The soundtrack features music by: Steppenwolf, Tears for Fears, Nick Carter, Jada Pinkett-Smith's Wicked Wisdom, and Nathan East.

==Plot==
Best friends Strayger (Andrew Keegan), Rainman (Brandon Quinn) and Forman (Nick Carter) calling themselves "Fly Guyz" come up with a scheme to fund their Hollywood, rock-star lifestyle. Using high speed aircraft to deliver Mexican manufactured illegal crystal meth for drug baron Escondido (Christian Monzon) throughout rural California is the way they make their money. They team up with computer techie Einstein (Graham Norris). Rosanna (Natalia Cigliuti) joins the gang, but she is not who she pretends to be. When the DIA agent Jonas Moore (Greg Grunberg) offers a deal to rescue a DIA agent captured by the Mexican cartel, in exchange for their freedom, the friends have to fly once again.

==Cast==
- Andrew Keegan as Strayger
- Brandon Quinn as Rainman
- Natalia Cigliuti as Rosanna
- Nick Carter as Forman
- Reno Wilson as Kyle Jackson
- Greg Grunberg as Jonas Moore
- Christian Monzon as Escondido
- Graham Norris as Einstein
- Tom Arnold as Rhaynes
- Bill Goldberg as Big Bad John
- Robert Patrick as President
- Joshua Alba as Vasquez
- Big Rick Hoffman as Biker Henchman #1
- Chris Maida as Biker Henchman #2
- Chris Callen as Biker Henchman #3

==Production==

High speed aerial flying highlighted Kill Speed.

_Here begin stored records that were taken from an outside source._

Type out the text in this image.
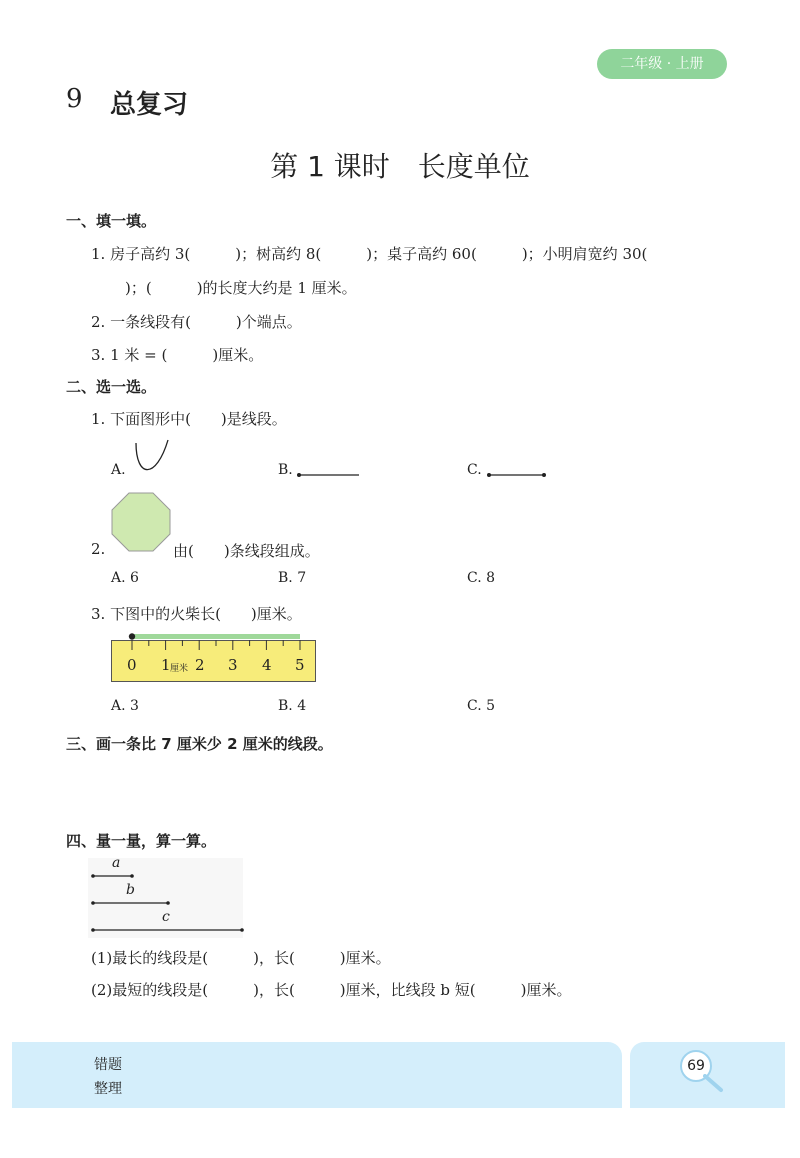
二年级 · 上册
9 总复习
第 1 课时　长度单位
一、填一填。
1. 房子高约 3(　　　)；树高约 8(　　　)；桌子高约 60(　　　)；小明肩宽约 30(
)；(　　　)的长度大约是 1 厘米。
2. 一条线段有(　　　)个端点。
3. 1 米 = (　　　)厘米。
二、选一选。
1. 下面图形中(　　)是线段。
A.	B.	C.
2.	由(　　)条线段组成。
A. 6	B. 7	C. 8
3. 下图中的火柴长(　　)厘米。
0 1 厘米 2 3 4 5
A. 3	B. 4	C. 5
三、画一条比 7 厘米少 2 厘米的线段。
四、量一量，算一算。
a
b
c
(1)最长的线段是(　　　)，长(　　　)厘米。
(2)最短的线段是(　　　)，长(　　　)厘米，比线段 b 短(　　　)厘米。
错题
整理
69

Under the working title of Fast Glass, principal photography on location took place in 2008 at the desert areas in California City, California. Additional sequences were shot in Los Angeles. Kill Speed used a combination of fast-paced filming that involved jet and piston-powered aircraft and was meant to give the film a Top Gun and Fast and the Furious vibe. Originally intended as a direct-to-video film, an overseas release in 2010 preceded its US release. While originally scheduled for release in 2008, the film was held up in contractual difficulties until 2010.

The film incorporates air-to-air filming of actual aircraft (including 300 mph propeller driven, experimental race aircraft and ex-military Aero L-39 Albatros jet trainers) with all the actors actually in the aircraft and, according to the producers, the first time in films that actors were at the controls while delivering dialogue.

==Reception==
Kill Speed was premiered at the 2009 American Film Market (AFM) industry showcase, as "perhaps the most talked about film at AFM 2009." The controversy over rights had spilled over into lawsuits, with the resultant publicity probably making the film notable.

With its unabashed straight-to-video format, Kill Speed did not receive positive critical reactions. Dan Whitehead called it "an amateurish mess." UK Film reviewer Andy Webb of The Movie Scene noted: "... the shifting tone is not the movies only issue as the dialogue is also an issue with some terrible lines. I am not just on about the intentionally humorous lines but those lines which are supposed to be serious but end up cheesy.

Aerial scenes, however, featured strong production values and elicited the most positive responses from viewers.